References and comments
- ↑ a b c D. L. Perry (ed.), SL Phillips (ed.): Handbook of Inorganic Compounds , 1995 , ISBN 978-0-8493-8671-8 .
- ↑ This substance has either not yet been classified with regard to its hazardousness or a reliable and citable source has not yet been found.
- ↑ Ph. Naoum, Phokion P. Naoúm, Theodor Steinkopff: Schiess- und Sprengstoffe , 1927 ( limited preview in the Google book search).
- ↑ JF Finklea: Current Intelligence Bulletin 13 Explosive Azide Hazard , from: Current Intelligence Bulletin 13, NIOSH, US Department of Health and Human Services, Cincinnati, Ohio, 5 pages, 3 references, 1976.
- ↑ Georg Brauer , with the collaboration of Marianne Baudler a . a. (Ed.): Handbook of Preparative Inorganic Chemistry . 3rd, revised edition. tape I . Ferdinand Enke, Stuttgart 1975, ISBN 3-432-02328-6 , pp. 985 .
- ↑ Th. Curtius, J. Rissom: New investigations on the nitrogen hydrogen N 3 H. In: Journal for practical chemistry . 1898, 58, 1, pp. 261-309, doi: 10.1002 / prac.18980580113 .
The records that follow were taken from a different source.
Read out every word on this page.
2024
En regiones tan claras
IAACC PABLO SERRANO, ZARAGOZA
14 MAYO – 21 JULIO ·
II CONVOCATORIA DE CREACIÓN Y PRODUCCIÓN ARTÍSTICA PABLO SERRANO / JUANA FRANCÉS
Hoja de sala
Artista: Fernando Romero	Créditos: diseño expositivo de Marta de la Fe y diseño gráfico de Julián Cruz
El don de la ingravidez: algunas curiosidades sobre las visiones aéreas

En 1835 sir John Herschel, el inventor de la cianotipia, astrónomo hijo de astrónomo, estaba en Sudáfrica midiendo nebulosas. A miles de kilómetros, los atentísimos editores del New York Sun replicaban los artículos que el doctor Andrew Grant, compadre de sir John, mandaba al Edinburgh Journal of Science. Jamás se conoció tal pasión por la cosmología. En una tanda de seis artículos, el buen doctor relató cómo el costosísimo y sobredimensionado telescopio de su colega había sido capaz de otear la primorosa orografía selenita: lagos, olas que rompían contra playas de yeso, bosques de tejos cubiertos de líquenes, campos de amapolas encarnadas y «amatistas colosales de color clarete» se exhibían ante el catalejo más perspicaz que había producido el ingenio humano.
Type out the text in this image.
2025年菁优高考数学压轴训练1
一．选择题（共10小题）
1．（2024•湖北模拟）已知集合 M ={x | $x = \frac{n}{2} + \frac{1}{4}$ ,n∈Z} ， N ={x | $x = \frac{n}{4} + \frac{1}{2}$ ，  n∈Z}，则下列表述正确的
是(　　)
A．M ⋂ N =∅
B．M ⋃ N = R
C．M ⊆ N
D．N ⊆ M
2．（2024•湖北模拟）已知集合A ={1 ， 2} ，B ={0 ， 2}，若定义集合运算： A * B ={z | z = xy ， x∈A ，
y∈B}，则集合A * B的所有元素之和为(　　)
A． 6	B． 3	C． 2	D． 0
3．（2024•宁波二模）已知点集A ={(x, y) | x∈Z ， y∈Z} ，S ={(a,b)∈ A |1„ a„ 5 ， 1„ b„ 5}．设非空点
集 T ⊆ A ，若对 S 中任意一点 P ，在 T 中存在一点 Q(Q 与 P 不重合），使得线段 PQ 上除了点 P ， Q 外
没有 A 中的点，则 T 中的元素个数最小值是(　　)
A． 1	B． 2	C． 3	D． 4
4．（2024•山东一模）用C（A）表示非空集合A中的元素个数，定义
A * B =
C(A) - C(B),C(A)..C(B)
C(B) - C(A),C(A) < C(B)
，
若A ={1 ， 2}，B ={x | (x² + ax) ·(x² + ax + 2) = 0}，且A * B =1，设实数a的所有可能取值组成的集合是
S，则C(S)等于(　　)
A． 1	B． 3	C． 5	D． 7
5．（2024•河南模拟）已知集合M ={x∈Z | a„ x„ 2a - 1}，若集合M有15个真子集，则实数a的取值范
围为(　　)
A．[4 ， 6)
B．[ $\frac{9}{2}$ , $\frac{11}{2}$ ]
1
- ↑ Wojciech Pawlowski Andrzej Radomski Explosives Information from the Polish Police, page 21/22 Cu (N3) 2 Explosion speed and other values (Polish accessed on September 8, 2009).
- ↑ X.-D. Ma, DI Bazhanov, O. Fruchart, F. Yildiz, T. Yokoyama, M. Przybylski, VS Stepanyuk, W. Hergert, J. Kirschner: Strain Relief Guided Growth of Atomic Nanowires in a Cu 3 bN-Cu (110) Molecular Network . In: Physical Review Letters . tape 102 , no. 20 , 2009, p. 205503 , doi : 10.1103 / PhysRevLett.102.205503 ( archives-ouvertes.fr [PDF]).
literature
- T. Urbanski: Chemistry and Technology of Explosives. Volume 3. German publishing house for basic industry, 1964.